Coterminal angles are angles that have the same terminal side. This means they differ by full rotations (360° or 2π radians) from each other. For example, 30° and 390° are coterminal because 390° - 360° = 30°.
Coterminal angles are useful in trigonometry because they allow us to work with angles that are easier to visualize or calculate. They also help in understanding periodic functions like sine and cosine, which repeat every 360°.
How to Find Coterminal Angles
To find coterminal angles, you can add or subtract 360° (or 2π radians) from the given angle.

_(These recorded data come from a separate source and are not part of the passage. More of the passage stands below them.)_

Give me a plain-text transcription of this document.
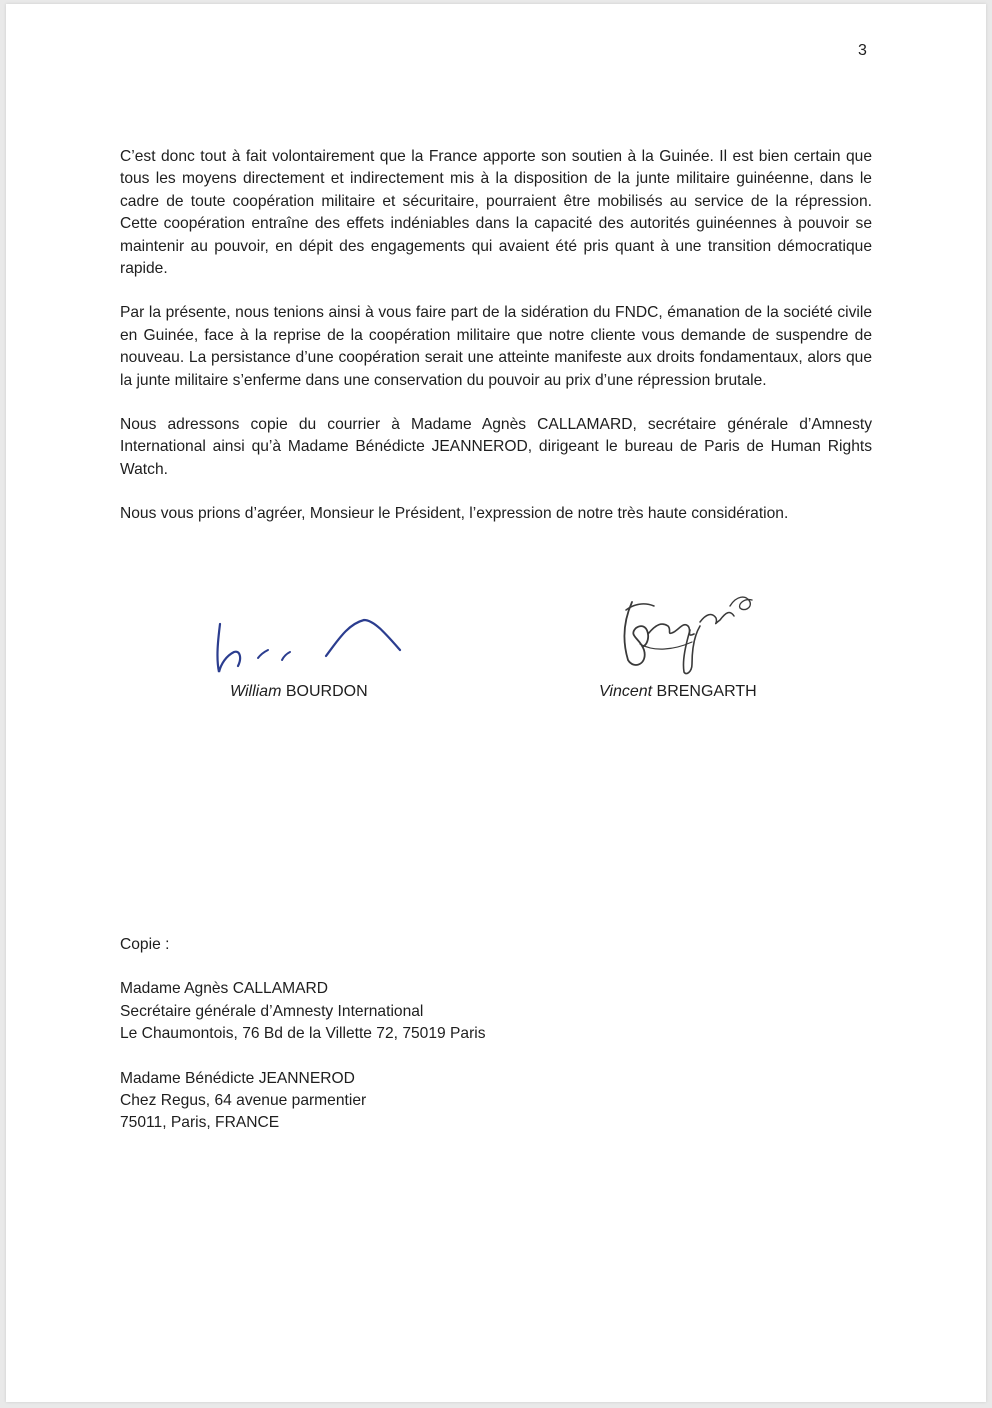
3

C’est donc tout à fait volontairement que la France apporte son soutien à la Guinée. Il est bien certain que tous les moyens directement et indirectement mis à la disposition de la junte militaire guinéenne, dans le cadre de toute coopération militaire et sécuritaire, pourraient être mobilisés au service de la répression. Cette coopération entraîne des effets indéniables dans la capacité des autorités guinéennes à pouvoir se maintenir au pouvoir, en dépit des engagements qui avaient été pris quant à une transition démocratique rapide.

Par la présente, nous tenions ainsi à vous faire part de la sidération du FNDC, émanation de la société civile en Guinée, face à la reprise de la coopération militaire que notre cliente vous demande de suspendre de nouveau. La persistance d’une coopération serait une atteinte manifeste aux droits fondamentaux, alors que la junte militaire s’enferme dans une conservation du pouvoir au prix d’une répression brutale.

Nous adressons copie du courrier à Madame Agnès CALLAMARD, secrétaire générale d’Amnesty International ainsi qu’à Madame Bénédicte JEANNEROD, dirigeant le bureau de Paris de Human Rights Watch.

Nous vous prions d’agréer, Monsieur le Président, l’expression de notre très haute considération.

William BOURDON	Vincent BRENGARTH
Copie :
Madame Agnès CALLAMARD
Secrétaire générale d’Amnesty International
Le Chaumontois, 76 Bd de la Villette 72, 75019 Paris
Madame Bénédicte JEANNEROD
Chez Regus, 64 avenue parmentier
75011, Paris, FRANCE
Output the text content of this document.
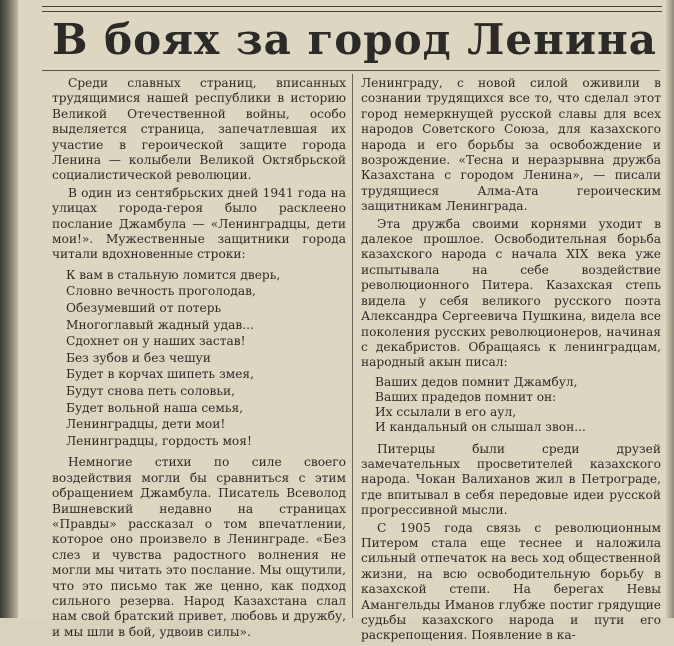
В боях за город Ленина

Среди славных страниц, вписанных трудящимися нашей республики в историю Великой Отечественной войны, особо выделяется страница, запечатлевшая их участие в героической защите города Ленина — колыбели Великой Октябрьской социалистической революции.

В один из сентябрьских дней 1941 года на улицах города-героя было расклеено послание Джамбула — «Ленинградцы, дети мои!». Мужественные защитники города читали вдохновенные строки:

К вам в стальную ломится дверь,
Словно вечность проголодав,
Обезумевший от потерь
Многоглавый жадный удав...
Сдохнет он у наших застав!
Без зубов и без чешуи
Будет в корчах шипеть змея,
Будут снова петь соловьи,
Будет вольной наша семья,
Ленинградцы, дети мои!
Ленинградцы, гордость моя!

Немногие стихи по силе своего воздействия могли бы сравниться с этим обращением Джамбула. Писатель Всеволод Вишневский недавно на страницах «Правды» рассказал о том впечатлении, которое оно произвело в Ленинграде. «Без слез и чувства радостного волнения не могли мы читать это послание. Мы ощутили, что это письмо так же ценно, как подход сильного резерва. Народ Казахстана слал нам свой братский привет, любовь и дружбу, и мы шли в бой, удвоив силы».

Ленинграду, с новой силой оживили в сознании трудящихся все то, что сделал этот город немеркнущей русской славы для всех народов Советского Союза, для казахского народа и его борьбы за освобождение и возрождение. «Тесна и неразрывна дружба Казахстана с городом Ленина», — писали трудящиеся Алма-Ата героическим защитникам Ленинграда.

Эта дружба своими корнями уходит в далекое прошлое. Освободительная борьба казахского народа с начала XIX века уже испытывала на себе воздействие революционного Питера. Казахская степь видела у себя великого русского поэта Александра Сергеевича Пушкина, видела все поколения русских революционеров, начиная с декабристов. Обращаясь к ленинградцам, народный акын писал:

Ваших дедов помнит Джамбул,
Ваших прадедов помнит он:
Их ссылали в его аул,
И кандальный он слышал звон...

Питерцы были среди друзей замечательных просветителей казахского народа. Чокан Валиханов жил в Петрограде, где впитывал в себя передовые идеи русской прогрессивной мысли.

С 1905 года связь с революционным Питером стала еще теснее и наложила сильный отпечаток на весь ход общественной жизни, на всю освободительную борьбу в казахской степи. На берегах Невы Амангельды Иманов глубже постиг грядущие судьбы казахского народа и пути его раскрепощения. Появление в ка-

This process can be repeated to find multiple coterminal angles.
For example, if you have an angle of 45°, its positive coterminal angles would be 405°, 765°, etc., and its negative coterminal angles would be -315°, -675°, etc.
Positive Coterminal Angles
Positive coterminal angles are those that are greater than the original angle but differ by full rotations. They are found by adding 360° to the original angle.
For example, if you have an angle of 60°, its positive coterminal angles would be 420°, 780°, etc.
Negative Coterminal Angles
Negative coterminal angles are those that are less than the original angle but differ by full rotations. They are found by subtracting 360° from the original angle.
For example, if you have an angle of 90°, its negative coterminal angles would be -270°, -630°, etc.
Applications of Coterminal Angles
Coterminal angles are used in various fields, including:
- Trigonometry: Simplifying angle calculations
- Navigation: Determining directions
- Engineering: Designing rotating mechanisms
- Physics: Analyzing circular motion
Understanding coterminal angles helps in solving problems involving periodic functions and rotations.
Frequently Asked Questions
What is the difference between coterminal and supplementary angles?
Coterminal angles share the same terminal side and differ by full rotations (360°). Supplementary angles add up to 180° and are on a straight line.
How many coterminal angles can there be?
There are infinitely many coterminal angles for any given angle, as you can keep adding or subtracting 360° indefinitely.
Can coterminal angles be negative?
Yes, coterminal angles can be negative. They are found by subtracting 360° from the original angle.